The upper-echelons of poker strategies and knowledge are dominated by mathematical equations and theorems. Many, which range in regularity from everyday knowledge to utterly useless, permeate every part of a regular player’s game. Calculating outs, pot odds and various other percentages take up a large part of mid-play pause, so getting anything else done could be hard work.
But, of course, there is work to be done. Waiting for action should be a busy period - between calculating the odds and reading your opponents, you should be filling your cognitive quota. But, some might say that’s not enough and that anything you can do to edge out your opponent should be utilised at every street. And, perhaps, that’s fair enough but yet so often the mythical art of game theory, or the dizzying heights of GTO (game theory optimum), go unnoticed.
The more advanced poker players among us will be all too familiar with game theory and its unrelenting complications and variables but, to many, it could be an entirely new concept. For those of us who haven’t perfected the concept, it’s a long route to mastery with even professional players struggling to make any game theory strategies worthwhile. But, by its very definition, it’s obvious there is a part of it to play in the modern game, the question is: how much?
GTO has been a term slung around in poker for quite a while. The acronym, meaning “Game Theory Optimum” appears to suggest the successful mastery of game theory in a hand. GTO analysis, concurrently, suggests that somewhere, among the endless numbers, exists an optimum strategy that can beat any other non-GTO strat over a long distance.
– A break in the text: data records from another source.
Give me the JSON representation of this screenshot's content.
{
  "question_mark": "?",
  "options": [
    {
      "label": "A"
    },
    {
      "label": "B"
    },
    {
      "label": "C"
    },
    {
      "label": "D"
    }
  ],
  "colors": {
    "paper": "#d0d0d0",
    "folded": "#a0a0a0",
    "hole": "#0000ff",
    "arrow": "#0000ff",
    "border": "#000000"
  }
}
This theory has been put to test, too. A team from the University of Alberta equipped a network of computers with two separate strategies and coded in each the ability to counter the other. GTO suggests, in theory, each computer’s final strategy, after an infinite number of hands, should be GTO. They found that, yes, each player settled on a supposedly GTO strategy, which meant neither could gain an advantage of more than 1% over the other.
The resulting report made for interesting reading. Some of which has been found somewhat illogical but, so it would seem, the results speak for themselves. Experts of the game, some successful and others not so successful, might perhaps have GTO in mind when creating their fixed strategies, but, as far as we know, none could be considered fully GTO.
But, even if you could play such a strategy, how could you accumulate enough information to remould it to the players around you and, more importantly, how do you know your opponents are not making mistakes? These strategies might be effective against each other at the highest possible level with an infinite number of outcomes - but what about the next fish on a 1/1 table?
Even Doyle Brunson, writing in Card Player Magazine, in which he denounced, not just game theory and its theoretical optimisation, but fixed strategies full stop. He, perhaps rightfully, wrote:
Even a perfect game-theory strategy, targeted at perfect opponents, is not the best approach in real-life games. That’s because, most likely, your opponents are not playing anything near perfect strategy. If they are, you probably don’t want to be in that game, anyway. So, the best strategies are those geared for imperfect opponents. Doyle BrunsonSo, unsurprisingly, what is truly optimum on tables full of imperfect opponents and constantly changing tables might not be optimum for a single, albeit infinite, heads-up simulation.